While Hazard was enjoying his honeymoon period in West london, his compatriot Marouane Fellaini was celebrating the fourth anniversary of his marriage on Merseyside with the Toffee’s in serious style. Everton are notoriously slow starters and an opening game against a wounded Manchester United looked ominous. But Sir Alex probably hadn’t counted on the irresistible performance that the Merseyside Afro-man was about to produce. Fellaini was simply unplayable, with echoes of Drogba in his prime, taking the ball effortlessly however it was fired at him; head, neck, chest, thigh, foot he brought the ball into his thrall on every occasion or alternatively laid it neatly to a blue shirt. And, bullying Michael Carrick into submission in the process, eventually towering over him to deservedly head in his side’s winner.
Ferguson, in typically understated fashion when referring to the opposition strength’s labelled the Moroccan born midfielder a “handful” and crudely belittled Everton’s tactics as purely lumping it up to this unmanageable magnet, obviously more to deflect criticism away from his own side rather than a sound assessment.
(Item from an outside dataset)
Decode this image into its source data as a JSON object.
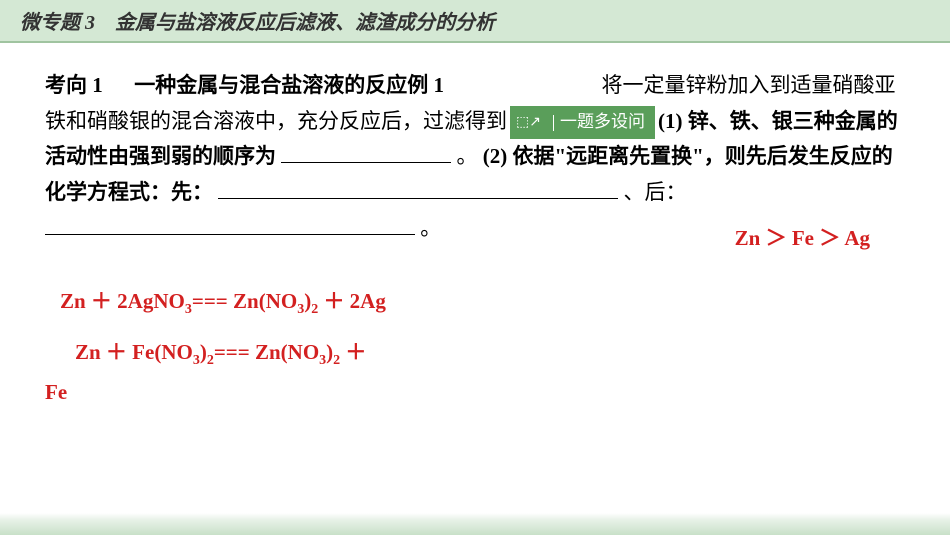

Fellaini was much more subtle and holistic in his work than that, he provided creativity as well as an outlet for his side, often dropping in between United’s defensive and midfield lines to link up with Steven Pienaar and Leon Osman. Not to mention an incredible work rate not allowing the deep lying Paul Scholes time to dictate affairs. In fact he probably left his opposition manager with a bitter reminder of the kind of physical driving force his own side still lack.
These two Belgians in blue are shining stars in what is undoubtedly a golden generation of players for their country. It was a Belgian, Vincent Kompany, who lifted the Premier League trophy last season not to mention being an exemplary defensive stalwart in his side’s glorious campaign. Arsenal too, have now looked to a Belgian to lead them on the pitch. A 4-2 victory over bitter rivals Netherlands in the derby of the low countries was a significant statement ahead of the World Cup qualifying campaign. But amongst qualifying for Brazil 2014 there is much Premier League action to be played and fans of Everton and Chelsea will be hoping like this nation’s love of football, their Belgian stars contribution will be unwavering despite a few distractions.